The Manhattan Projects #16 - Schism

4

Science. Torture. Piranhas. You know, the usual.

When we last saw our favorite band of mad scientists, they were being held captive at the hands of the government (and one of their own). This month? Things escalate, and torture is the name of the game. With torture comes revelations…some less predictable than others.

The Good

MANHATTAN PROJECTS is anything but formulaic -- in concept or in direction -- and that's a good thing. This month, its seemingly-random (but really quite calculated) path leads us to two threads of interest: Oppenheimer's megalomanic scheming (and subsequent torture of his former comrades) and Einstein' and Feynman's venture towards where the wild things are. Both plots are seeded with potential for suspense and danger, and both promise to intertwine with absurdity and complexity.
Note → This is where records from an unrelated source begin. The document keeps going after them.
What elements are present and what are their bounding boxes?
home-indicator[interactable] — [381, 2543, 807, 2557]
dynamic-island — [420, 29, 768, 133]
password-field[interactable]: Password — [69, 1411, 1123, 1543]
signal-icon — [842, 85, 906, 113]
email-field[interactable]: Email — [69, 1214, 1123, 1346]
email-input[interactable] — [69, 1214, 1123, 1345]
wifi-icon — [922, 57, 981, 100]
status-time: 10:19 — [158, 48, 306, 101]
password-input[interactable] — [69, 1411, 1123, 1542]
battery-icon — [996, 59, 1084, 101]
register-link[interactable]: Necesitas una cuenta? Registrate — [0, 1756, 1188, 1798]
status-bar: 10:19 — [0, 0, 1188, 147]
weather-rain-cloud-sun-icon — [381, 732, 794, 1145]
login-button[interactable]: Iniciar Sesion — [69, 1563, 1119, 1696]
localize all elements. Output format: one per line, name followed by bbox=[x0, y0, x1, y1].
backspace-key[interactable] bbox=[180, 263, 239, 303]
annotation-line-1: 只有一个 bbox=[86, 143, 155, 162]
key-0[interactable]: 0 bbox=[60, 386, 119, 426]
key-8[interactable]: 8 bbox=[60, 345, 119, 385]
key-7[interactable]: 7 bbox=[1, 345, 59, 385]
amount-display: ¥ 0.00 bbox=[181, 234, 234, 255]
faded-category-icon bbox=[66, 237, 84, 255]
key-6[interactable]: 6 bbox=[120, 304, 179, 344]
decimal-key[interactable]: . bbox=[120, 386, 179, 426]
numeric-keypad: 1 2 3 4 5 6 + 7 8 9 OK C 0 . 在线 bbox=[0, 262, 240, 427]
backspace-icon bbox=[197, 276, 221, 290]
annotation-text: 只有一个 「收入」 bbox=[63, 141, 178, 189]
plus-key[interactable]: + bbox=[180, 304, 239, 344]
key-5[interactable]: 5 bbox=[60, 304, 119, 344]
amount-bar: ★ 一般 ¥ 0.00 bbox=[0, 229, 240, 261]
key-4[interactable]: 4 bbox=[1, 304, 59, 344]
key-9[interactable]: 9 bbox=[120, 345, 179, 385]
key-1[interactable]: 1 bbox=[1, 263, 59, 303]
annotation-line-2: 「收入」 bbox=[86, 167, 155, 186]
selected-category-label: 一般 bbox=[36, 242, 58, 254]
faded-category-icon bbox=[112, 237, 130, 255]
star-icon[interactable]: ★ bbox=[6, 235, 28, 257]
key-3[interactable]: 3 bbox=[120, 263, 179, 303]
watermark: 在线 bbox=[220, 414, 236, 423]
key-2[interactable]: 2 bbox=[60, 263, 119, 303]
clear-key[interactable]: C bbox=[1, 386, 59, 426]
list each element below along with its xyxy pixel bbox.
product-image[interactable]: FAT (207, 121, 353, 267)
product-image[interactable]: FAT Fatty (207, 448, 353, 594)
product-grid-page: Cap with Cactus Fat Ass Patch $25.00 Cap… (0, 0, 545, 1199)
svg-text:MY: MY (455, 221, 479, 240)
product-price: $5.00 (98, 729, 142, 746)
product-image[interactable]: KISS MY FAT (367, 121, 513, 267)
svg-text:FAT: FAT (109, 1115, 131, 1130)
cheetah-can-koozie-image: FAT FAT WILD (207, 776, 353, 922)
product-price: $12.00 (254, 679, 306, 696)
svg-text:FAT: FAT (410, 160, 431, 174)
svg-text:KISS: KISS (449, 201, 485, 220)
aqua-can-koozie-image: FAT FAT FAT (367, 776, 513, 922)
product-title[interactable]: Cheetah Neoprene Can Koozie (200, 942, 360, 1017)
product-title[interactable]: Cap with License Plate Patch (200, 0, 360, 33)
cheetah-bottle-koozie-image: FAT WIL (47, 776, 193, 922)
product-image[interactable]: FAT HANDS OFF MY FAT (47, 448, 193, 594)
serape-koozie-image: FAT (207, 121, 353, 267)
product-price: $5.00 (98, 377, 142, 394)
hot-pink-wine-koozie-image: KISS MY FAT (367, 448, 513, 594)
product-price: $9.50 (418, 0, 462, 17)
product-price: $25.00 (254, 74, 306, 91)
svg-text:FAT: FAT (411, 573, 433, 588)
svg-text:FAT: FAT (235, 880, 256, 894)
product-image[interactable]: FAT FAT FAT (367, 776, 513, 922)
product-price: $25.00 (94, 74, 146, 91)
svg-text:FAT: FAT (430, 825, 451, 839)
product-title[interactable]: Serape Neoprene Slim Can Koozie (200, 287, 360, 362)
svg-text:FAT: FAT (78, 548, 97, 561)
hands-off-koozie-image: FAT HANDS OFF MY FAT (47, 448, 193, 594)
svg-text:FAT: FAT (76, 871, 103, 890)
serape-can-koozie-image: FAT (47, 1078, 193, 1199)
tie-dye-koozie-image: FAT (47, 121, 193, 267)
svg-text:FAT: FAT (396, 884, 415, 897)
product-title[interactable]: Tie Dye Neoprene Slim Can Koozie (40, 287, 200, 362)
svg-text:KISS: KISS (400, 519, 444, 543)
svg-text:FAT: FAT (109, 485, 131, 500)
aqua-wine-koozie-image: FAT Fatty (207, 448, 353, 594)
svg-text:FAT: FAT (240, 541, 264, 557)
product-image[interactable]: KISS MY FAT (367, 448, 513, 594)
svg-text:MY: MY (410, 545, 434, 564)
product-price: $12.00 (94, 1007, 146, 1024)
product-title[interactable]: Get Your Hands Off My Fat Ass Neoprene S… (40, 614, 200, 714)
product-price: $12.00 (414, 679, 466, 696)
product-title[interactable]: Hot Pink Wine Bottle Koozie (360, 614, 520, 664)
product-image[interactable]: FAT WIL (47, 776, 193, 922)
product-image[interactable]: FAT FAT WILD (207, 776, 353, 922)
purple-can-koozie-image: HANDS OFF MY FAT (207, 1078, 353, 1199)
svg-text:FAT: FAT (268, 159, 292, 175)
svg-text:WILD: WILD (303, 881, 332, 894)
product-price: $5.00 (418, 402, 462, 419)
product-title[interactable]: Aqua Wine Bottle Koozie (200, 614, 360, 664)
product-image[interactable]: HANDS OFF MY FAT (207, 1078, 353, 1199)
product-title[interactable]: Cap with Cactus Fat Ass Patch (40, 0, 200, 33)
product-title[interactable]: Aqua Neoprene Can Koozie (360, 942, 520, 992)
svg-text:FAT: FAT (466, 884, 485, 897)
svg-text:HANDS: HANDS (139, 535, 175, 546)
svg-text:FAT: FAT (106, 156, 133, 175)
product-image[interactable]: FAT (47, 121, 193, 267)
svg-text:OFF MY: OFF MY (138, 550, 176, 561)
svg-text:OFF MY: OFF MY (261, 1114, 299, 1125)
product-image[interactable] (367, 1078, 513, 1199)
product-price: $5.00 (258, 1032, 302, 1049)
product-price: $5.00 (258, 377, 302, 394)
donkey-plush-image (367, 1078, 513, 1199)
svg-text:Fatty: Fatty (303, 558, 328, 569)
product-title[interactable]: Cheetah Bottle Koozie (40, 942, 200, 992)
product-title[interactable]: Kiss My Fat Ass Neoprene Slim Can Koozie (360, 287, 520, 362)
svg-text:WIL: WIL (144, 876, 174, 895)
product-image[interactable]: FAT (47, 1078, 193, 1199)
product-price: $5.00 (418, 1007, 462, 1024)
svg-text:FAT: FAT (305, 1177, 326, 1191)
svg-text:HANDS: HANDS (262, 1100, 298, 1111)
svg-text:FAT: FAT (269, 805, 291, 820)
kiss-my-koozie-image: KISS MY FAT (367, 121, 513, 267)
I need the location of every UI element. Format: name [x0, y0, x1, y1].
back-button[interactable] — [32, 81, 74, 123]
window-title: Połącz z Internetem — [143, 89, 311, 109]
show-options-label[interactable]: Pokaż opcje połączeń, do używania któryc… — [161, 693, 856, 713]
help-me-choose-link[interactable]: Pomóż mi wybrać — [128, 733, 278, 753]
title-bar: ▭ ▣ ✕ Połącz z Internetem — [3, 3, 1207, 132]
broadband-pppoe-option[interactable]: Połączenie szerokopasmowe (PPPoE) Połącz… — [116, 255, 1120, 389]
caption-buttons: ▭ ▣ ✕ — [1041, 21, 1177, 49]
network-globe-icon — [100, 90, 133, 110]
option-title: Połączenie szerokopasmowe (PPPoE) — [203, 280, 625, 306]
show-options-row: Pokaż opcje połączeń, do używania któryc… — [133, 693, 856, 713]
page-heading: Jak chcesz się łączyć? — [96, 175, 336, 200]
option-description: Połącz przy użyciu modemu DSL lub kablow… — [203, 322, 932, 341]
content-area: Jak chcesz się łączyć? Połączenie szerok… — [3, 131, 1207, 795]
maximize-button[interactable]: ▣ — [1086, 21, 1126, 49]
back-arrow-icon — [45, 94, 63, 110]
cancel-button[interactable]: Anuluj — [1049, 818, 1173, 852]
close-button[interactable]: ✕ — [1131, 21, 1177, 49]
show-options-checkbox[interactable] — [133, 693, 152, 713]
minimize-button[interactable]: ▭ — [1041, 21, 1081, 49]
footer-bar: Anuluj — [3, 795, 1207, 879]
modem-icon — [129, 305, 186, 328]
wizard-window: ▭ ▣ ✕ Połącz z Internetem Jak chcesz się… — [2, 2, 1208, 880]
Colors are always used to great effect in MANHATTAN PROJECTS; from the start, the series has had carefully-selected palettes and an elegant, flat style that allows Pitarra's linework to shine. The book's signature palette shift to stark reds and blues is one of its most striking visual elements -- it's a deliberate, design-infused choice, serving as a guide to the reader that we've shifted from a usual POV.

Speaking of design; Hickman's Clavis Aurea interludes (aside: I wish fervently that this were a real book) pull double-duty as styled chapter markers and snippets of exposition. These single-page breaks lend context to the issue (and just a bit of foreshadowing) as well as punctuating the action. Those fancy projects with Roman names -- Gaia, Vulcan, Charon, Ares -- now have places in the big picture of the MANHATTAN PROJECTS world, and the last fifteen issues feel as though they're part of a more concrete whole.

The Bad

This issue begins the fourth volume (Vol 3 collected issues #11-15), but feels very much in media res; it's a new arc, sort-of, but it's also highly dependent on all that came before. Especially if you're reading the series in trade, make sure to start with the beginning.

The Verdict

MANHATTAN PROJECTS is perpetually surprising; like the scientists it's based on, the series continues to push, to invent, to innovate. At this stage, the plot is fully unpredictable, and readers get to enjoy the strange and wonderful ride that Hickman, Pitarra, et al are taking us on without feeling spoiled by our own expectations. Is it weird? Absolutely. But for every bizarre wormhole that the plot dashes into, MANHATTAN PROJECTS emerges on the side of consistent entertainment.